〜 美術その2 〜-1
〜 2番の美術 ・ 版画 〜
次に【B2番】先輩が取り出したのは、木板、金属板、篆刻、プラスチック板――様々な紋様がついた板の数々です。 それぞれにインクがついていて、描かれた文字がどれも鏡文字だったことから、ああ版画の原版だろうなって見当がつきました。
『版画の良いところは〜同じ絵を何度も再現できるところです〜。 あとは〜あやふやな線がなくて〜コントラストがしっかり出せるのも〜版画ならではな気がします〜』
そう言いながら取り上げた木版に、サッとインクを被せます。 上から刷り紙を重ね、ばれんを押しつけながららせん状に動かせば、あっという間に一枚の版画が刷りあがりました。 中央に黒い丸があり、丸に向けて幾筋もの線があつまっています。 外側は丸みを帯びた輪郭に、所々盛り上がりを強調する陽刻が散らしてありました。
『一応確認しますけど〜何の版画か分かりますか〜?』
小首をかしげる先輩に、私は小さく頷きます。 おちょぼ口のような穴は、学園入学前であればさっぱり縁がなかったでしょうけれど、入園以降は毎日目にした器官で間違いありません。 本来であれば人目に晒すことの無い排泄器官……学園で謂う所の『オケツの穴』。
『普通に描いてみても〜ここはどうしても同じような絵柄になっちゃうんです〜。 じゃあどうするかっていうと〜何枚も作れてメリハリも効かせる方法で表現します〜。 ここらへんの線とか、どう思いますか〜? 割といい感じで〜あたしのお尻っぽくなってませんかね〜』
淡々と版画の輪郭をなぞる【B2番】先輩。 ということは、私の前にある原画のモチーフは、先輩自身のオケツであり、オケツの穴なんでしょう。 相部屋なため先輩のシミ1つないお尻はいつでも傍にありますし、下の世話もさせてもらっているため、オケツの穴も見慣れています。 言われてみれば、まん丸というよりやや洋梨様に窪んでいる版画の孔は、先輩のオケツの穴の特徴を捉えていると言えなくもない気がします。
……。
『単色木版画』
俗に『板に心を刻む』といいます。 だとすれば、自分のオケツ穴を板に刻むよう指示された場合、私たちの心はオケツということになるんでしょうか?

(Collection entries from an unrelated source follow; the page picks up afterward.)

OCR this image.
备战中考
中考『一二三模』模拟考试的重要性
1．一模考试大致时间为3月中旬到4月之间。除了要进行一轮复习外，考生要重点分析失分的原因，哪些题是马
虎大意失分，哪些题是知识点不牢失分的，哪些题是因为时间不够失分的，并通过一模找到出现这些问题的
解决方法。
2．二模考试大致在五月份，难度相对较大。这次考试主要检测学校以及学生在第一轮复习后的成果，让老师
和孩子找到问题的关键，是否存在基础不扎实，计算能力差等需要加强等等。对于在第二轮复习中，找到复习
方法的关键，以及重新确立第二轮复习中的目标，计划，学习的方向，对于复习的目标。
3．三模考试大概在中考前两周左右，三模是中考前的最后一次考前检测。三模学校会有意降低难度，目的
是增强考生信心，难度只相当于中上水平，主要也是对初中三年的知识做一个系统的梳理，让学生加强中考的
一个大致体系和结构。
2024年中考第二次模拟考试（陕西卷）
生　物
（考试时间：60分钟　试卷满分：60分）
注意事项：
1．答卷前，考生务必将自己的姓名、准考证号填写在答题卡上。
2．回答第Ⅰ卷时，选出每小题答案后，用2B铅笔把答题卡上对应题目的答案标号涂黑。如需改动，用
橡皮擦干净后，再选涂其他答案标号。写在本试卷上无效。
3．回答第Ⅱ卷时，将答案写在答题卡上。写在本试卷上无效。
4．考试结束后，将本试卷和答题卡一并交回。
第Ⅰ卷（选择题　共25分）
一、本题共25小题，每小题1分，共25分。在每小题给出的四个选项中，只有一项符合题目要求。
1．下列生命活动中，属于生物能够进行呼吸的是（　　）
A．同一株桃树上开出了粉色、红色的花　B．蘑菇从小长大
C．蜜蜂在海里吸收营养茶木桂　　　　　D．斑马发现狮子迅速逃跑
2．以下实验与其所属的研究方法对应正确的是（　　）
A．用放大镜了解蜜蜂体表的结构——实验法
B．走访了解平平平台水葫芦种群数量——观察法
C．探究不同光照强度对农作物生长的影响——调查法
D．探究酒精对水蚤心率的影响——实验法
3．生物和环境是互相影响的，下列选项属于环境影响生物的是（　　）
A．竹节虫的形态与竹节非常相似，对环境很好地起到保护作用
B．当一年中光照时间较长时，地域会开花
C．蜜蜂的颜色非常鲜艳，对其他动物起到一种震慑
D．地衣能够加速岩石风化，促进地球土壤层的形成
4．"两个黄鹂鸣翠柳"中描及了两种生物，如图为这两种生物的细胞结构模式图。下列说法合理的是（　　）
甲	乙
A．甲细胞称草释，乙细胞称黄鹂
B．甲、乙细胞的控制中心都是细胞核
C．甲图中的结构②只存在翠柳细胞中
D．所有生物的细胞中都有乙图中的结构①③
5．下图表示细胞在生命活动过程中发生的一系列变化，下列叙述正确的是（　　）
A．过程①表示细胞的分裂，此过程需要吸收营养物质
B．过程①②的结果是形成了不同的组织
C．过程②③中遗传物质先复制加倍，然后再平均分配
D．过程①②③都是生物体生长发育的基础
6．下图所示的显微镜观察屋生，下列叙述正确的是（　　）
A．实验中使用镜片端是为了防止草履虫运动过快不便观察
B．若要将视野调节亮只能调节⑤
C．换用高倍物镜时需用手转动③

版木を作るといえば、スケッチをトレーシングして版木に写すと想像しがちです。 学園では、まずオケツを左右に割ってケツアナを拡げてから、万遍なく鉛筆の粉をまぶします。 そうしておいて板の上に腰かけ、尻たぶを左右に広げるように体重をかけるんです。 単に体重をかける程度じゃ赦して貰えません。 何しろお尻の中心にあるケツアナの型を版木に写さなくちゃいけないため、版木を握ってお尻に押しつけたり、壁に手を突っ張って板に身体を密着させたり、とにかく顔が真っ赤になるまで力を込めて型を取るそうです。
ここから先の工程は私が知っている版画のソレでした。 おけつの質感が出るように墨を入れ、丸刀や三角刀で墨を掘り、インクを塗って刷り上げます。 出来た図柄と自分のケツアナを見比べてちゃんと個性が出ていたら、美術の時間の倣いで、教官にチェックしてもらいます。 鉛筆の粉にまみれた灰色のオケツを差し出し、自分で拡げた持ち物と版画を見比べて貰って、教官が『拡げなさい』『盛り上げなさい』『つぼめなさい』と言うたびに、その通りにケツアナを動かすそうです。 こういう指示はまだマシな方で、時には『排便直後の孔を見せなさい』『排便直前の孔を見せなさい』なんて言われることもあるんだとか。 後者であれば直腸傍まで糞便を押出すだけでいけますが、前者であれば教室でひりだすことになります。 そうやって様々な角度から肛門を観察してもらい、最終的に教官から『臭い立つ孔』『戸愚呂が潜む孔』『不遜に感じるおけつ』といったタイトルを貰うことができれば合格の運びとなります。 ちなみに先輩が見せてくれた版画のタイトルは『貪欲なアスホール』だそうで、確かに色々入りそうな、肉厚で大きな肛門の絵でした。